Opinión

La madre perfecta

El primer corazón que se oye en la vida es el de la madre. Y es el primero en el que se confía; el primero que suena a luz. Aquel abrigo protector de la casa que llega a considerarse propia, el profundo techo del alma, es un vientre con cimientos que nos ampara. Es el templo familiar de la posada segura; el de la puerta que convida a la sabia serenidad a quedarse para siempre. Se respeta a las mamás aunque haya algunas que no se den a respetar; aunque existan aquellas que, incluso viviendo junto con sus crías, las abandonen a su suerte. Hay progenitoras que no merecen serlo. Pero son las menos, creo yo; las que rompen la regla con su excepción egoísta, descuidada o intolerante. E incluso así, no faltan los nobles vástagos que terminan perdonándolas.

La tierra es una madre común que nos enseña los secretos íntimamente públicos de la naturaleza. Cuidarla debería de ser vocación. Y también respetarla. Triste es ver que los hijos pisoteen y maltraten a su cuenca de origen. Que no la veneren. Que no la protejan. Algunos, hasta con el cínico alarde de proclamar que la depredación no es más que un invento. Y otros, envilecidos hasta la ceguera, se permiten el caro lujo de ordeñarla sin piedad y arrinconarla en la esquina de la sangre. Son aquellos que no se detienen en su lucro voraz e infame, movidos por el atroz cortoplacismo del fabuloso negocio, que es pan para hoy pero hambre para mañana (Mi mamá es una ternura victoriosa personificada en la sobrevivencia de mil desafíos superados. Se levantó de una silla de ruedas en la que la irresponsabilidad de un traumatólogo corrupto la sumió por más de dos años. Fue padre y madre en innumerables episodios de mi existencia. Y respondió con un coraje total cada vez que hubo necesidad. Pudo ser violinista, pero el machismo de la época no se lo permitió. Es una decoradora de primera que supo combinar su buen gusto con su veta artística. Y siempre me formó con argumentos basados en que el respeto debe observarse hasta sus últimas consecuencias. Es mucho lo que le debo. Todo, en realidad. Mi amor por la vida lo aprendí de su ejemplo.
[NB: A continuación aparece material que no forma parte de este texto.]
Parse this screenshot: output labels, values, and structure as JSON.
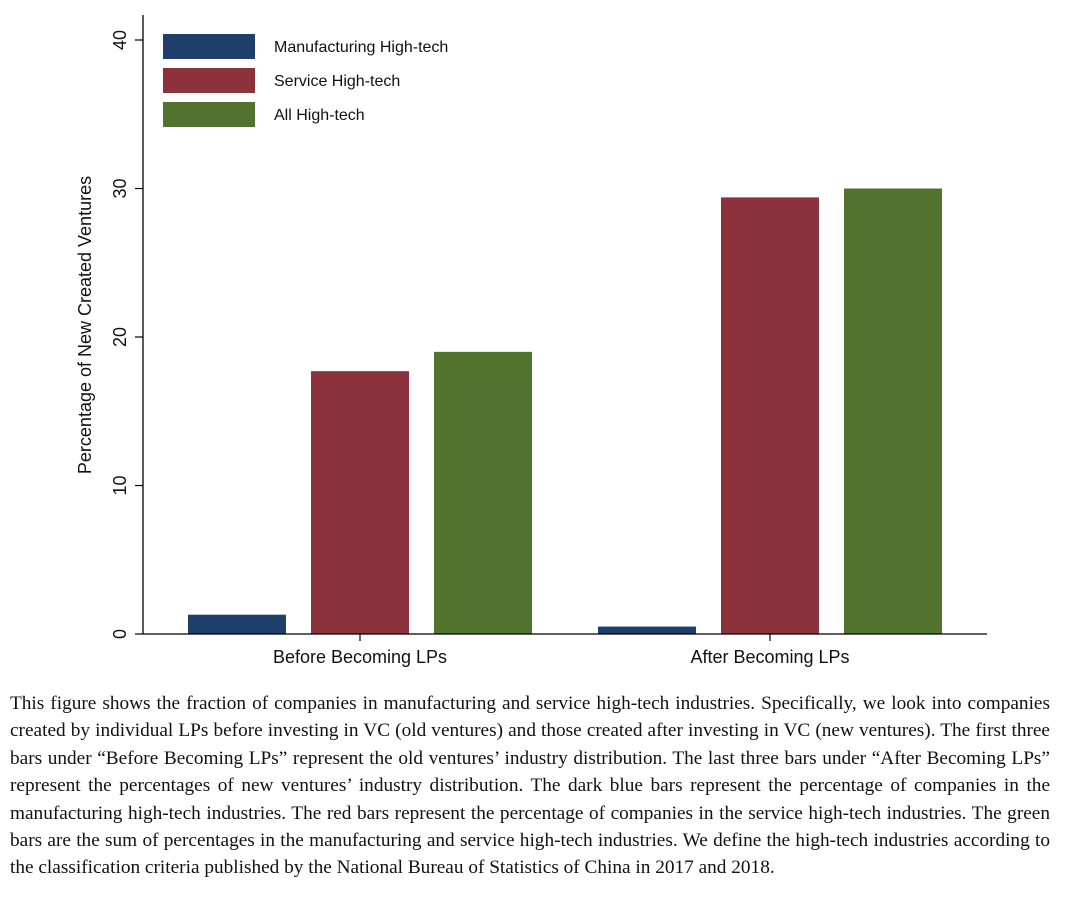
{
  "chart_data": {
    "type": "bar",
    "categories": [
      "Before Becoming LPs",
      "After Becoming LPs"
    ],
    "series": [
      {
        "name": "Manufacturing High-tech",
        "color": "#1f3f6b",
        "values": [
          1.3,
          0.5
        ]
      },
      {
        "name": "Service High-tech",
        "color": "#8b323c",
        "values": [
          17.7,
          29.4
        ]
      },
      {
        "name": "All High-tech",
        "color": "#52732d",
        "values": [
          19.0,
          30.0
        ]
      }
    ],
    "ylabel": "Percentage of New Created Ventures",
    "xlabel": "",
    "ylim": [
      0,
      40
    ],
    "yticks": [
      0,
      10,
      20,
      30,
      40
    ],
    "grid": false,
    "legend_position": "top-left"
  },
  "caption": "This figure shows the fraction of companies in manufacturing and service high-tech industries. Specifically, we look into companies created by individual LPs before investing in VC (old ventures) and those created after investing in VC (new ventures). The first three bars under “Before Becoming LPs” represent the old ventures’ industry distribution. The last three bars under “After Becoming LPs” represent the percentages of new ventures’ industry distribution. The dark blue bars represent the percentage of companies in the manufacturing high-tech industries. The red bars represent the percentage of companies in the service high-tech industries. The green bars are the sum of percentages in the manufacturing and service high-tech industries. We define the high-tech industries according to the classification criteria published by the National Bureau of Statistics of China in 2017 and 2018."
}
Hoy, ya con su “cabecita de algodón”, aún disfruta a lo grande de las conversaciones con vino de por medio. Y de la gastronomía más variopinta. No se amilana frente a nada. Su entusiasmo jamás se rinde.). Las madres pueden ser la gran esperanza del mundo. Asimismo, su mayor contrariedad. Nuestro país precisa de mamás que sepan decirle “no” a los caprichos del berrinche y “sí” a la libertad de forjarse un honesto destino. Mamás que le muestren a sus hijos el valor de preocuparse por los demás, y de ejercer la acción solidaria sin el escaparate burdo y ruin de la caridad publicitada (La mía es una ancianita entrañable que gusta de reclamar sus derechos. No somos ideológicamente afines, pero convivimos en una concordia de permanente apapacho. Ella es sociable y proclive a la fiesta; yo me decanto por la timidez. Pero juntos, el sentido del humor es sublime. Gozo mucho mimándola y ella me consiente en cuanto detalle queda a su alcance. Me ayuda. Me guía. Me estimula. Recuerdo cuando a mis 16 años, sin protestar, me dio una tarde entera para escuchar mis discos de rock progresivo. Y nunca se quejó de mis estridencias musicales. Ni de mi testaruda rebeldía. De ella aprendí a no ser radical; ella me dio las claves para encontrar en la redondez de la más rotunda luna el camino para salvarme de mí mismo.).

Rechazo a los hijos que se aprovechan de una madre a la que esquilman de mil maneras, jugando a no ser adultos. Sobre todo cuando la santa viejecilla peina canas y los años han pasado. Me cuesta entender a quienes, pudiendo ser cariñosos y atentos, siempre ven en su mamá el “saco de boxeo” para descargar sus rabietas y sus frustraciones, a sabiendas de que hallarán a cambio comprensión y paciencia. Después, cuando las señoras ya no están, lo lamentan. Pero para entonces es demasiado tarde. A las madres hay que adorarlas en vida. Honrarlas y darles motivos para que su orgullo se alegre. Y acatar lo que nos dicen, sin permitirles que manejen nuestras vidas a su antojo. El justo equilibrio; la equidad de la sapiencia concentrada (Escribí todo lo anterior con un solo objetivo en mente: agasajar a mi estupenda mamá con un abrazo de palabras, apretado y dulce, que la halague día y noche, de aquí a la eternidad. Ella, como todas las grandes madres, se quitó muchas veces el pan de la boca para que yo comiera. Fue su corazón el primero que oí en mi vida. El primero en el que confié. El primero que me sonó a luz. Tengo, como todos los que aman a sus mamás, a la madre perfecta.).